You Can’t Sell Objectification on Instagram and Blame Cinema Later
There is no denying that directors and producers who keep recycling the same outdated templates for female characters deserve criticism. women in mainstream cinema have often been reduced to glamour props, eye candy, or plot devices rather than being written as layered, believable individuals. That conversation is important, and the industry absolutely needs to evolve.
But there is another side of this debate that rarely gets discussed honestly.
What becomes difficult to understand is why many actors, influencers, and public personalities willingly participate in highly sexualized self-branding on social media, profit from it, build audiences around it, and then later position themselves as victims of the very culture they helped normalize.
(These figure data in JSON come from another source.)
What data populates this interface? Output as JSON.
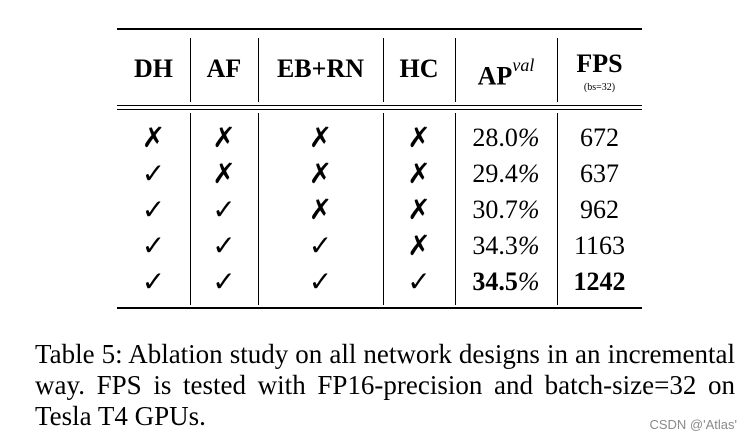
{
  "table": {
    "headers": [
      "DH",
      "AF",
      "EB+RN",
      "HC",
      "AP",
      "FPS"
    ],
    "ap_superscript": "val",
    "fps_subtitle": "(bs=32)",
    "rows": [
      {
        "dh": "✗",
        "af": "✗",
        "ebrn": "✗",
        "hc": "✗",
        "ap_value": "28.0",
        "ap_pct": "%",
        "fps": "672"
      },
      {
        "dh": "✓",
        "af": "✗",
        "ebrn": "✗",
        "hc": "✗",
        "ap_value": "29.4",
        "ap_pct": "%",
        "fps": "637"
      },
      {
        "dh": "✓",
        "af": "✓",
        "ebrn": "✗",
        "hc": "✗",
        "ap_value": "30.7",
        "ap_pct": "%",
        "fps": "962"
      },
      {
        "dh": "✓",
        "af": "✓",
        "ebrn": "✓",
        "hc": "✗",
        "ap_value": "34.3",
        "ap_pct": "%",
        "fps": "1163"
      },
      {
        "dh": "✓",
        "af": "✓",
        "ebrn": "✓",
        "hc": "✓",
        "ap_value": "34.5",
        "ap_pct": "%",
        "fps": "1242"
      }
    ]
  },
  "caption": "Table 5: Ablation study on all network designs in an incremental way. FPS is tested with FP16-precision and batch-size=32 on Tesla T4 GPUs.",
  "watermark": "CSDN @'Atlas'"
}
If you scroll through the feeds of personalities such as Raiza Wilson, Abhirami, Yashika, Subhashree Sahu, and countless others, much of the content is clearly designed to attract attention through appearance, desirability, and engagement-driven marketing.
To be clear, they have every right to do that. It is their platform, their content, and their choice.
But if personal agency and consent are the central arguments used to defend that content online, then the same discussion cannot suddenly become one-sided when similar audience expectations carry over into films. At that point, blaming only directors, producers, or the system starts to feel selective.
The reality is that both sides play a role. The industry monetizes what sells. Influencers and actors monetize what attracts attention.
Audiences consume both. Removing accountability from one side while placing all the blame on the other creates an incomplete picture.
If objectification is genuinely the issue, then the conversation must be consistent across social media, cinema, advertising, and celebrity culture. Otherwise, it begins to look less like a fight against objectification and more like a fight against objectification only when it becomes inconvenient.
That is where many people see the contradiction. Either everyone involved shares responsibility, or nobody gets to claim complete innocence. Anything else feels like hypocrisy dressed up as activism.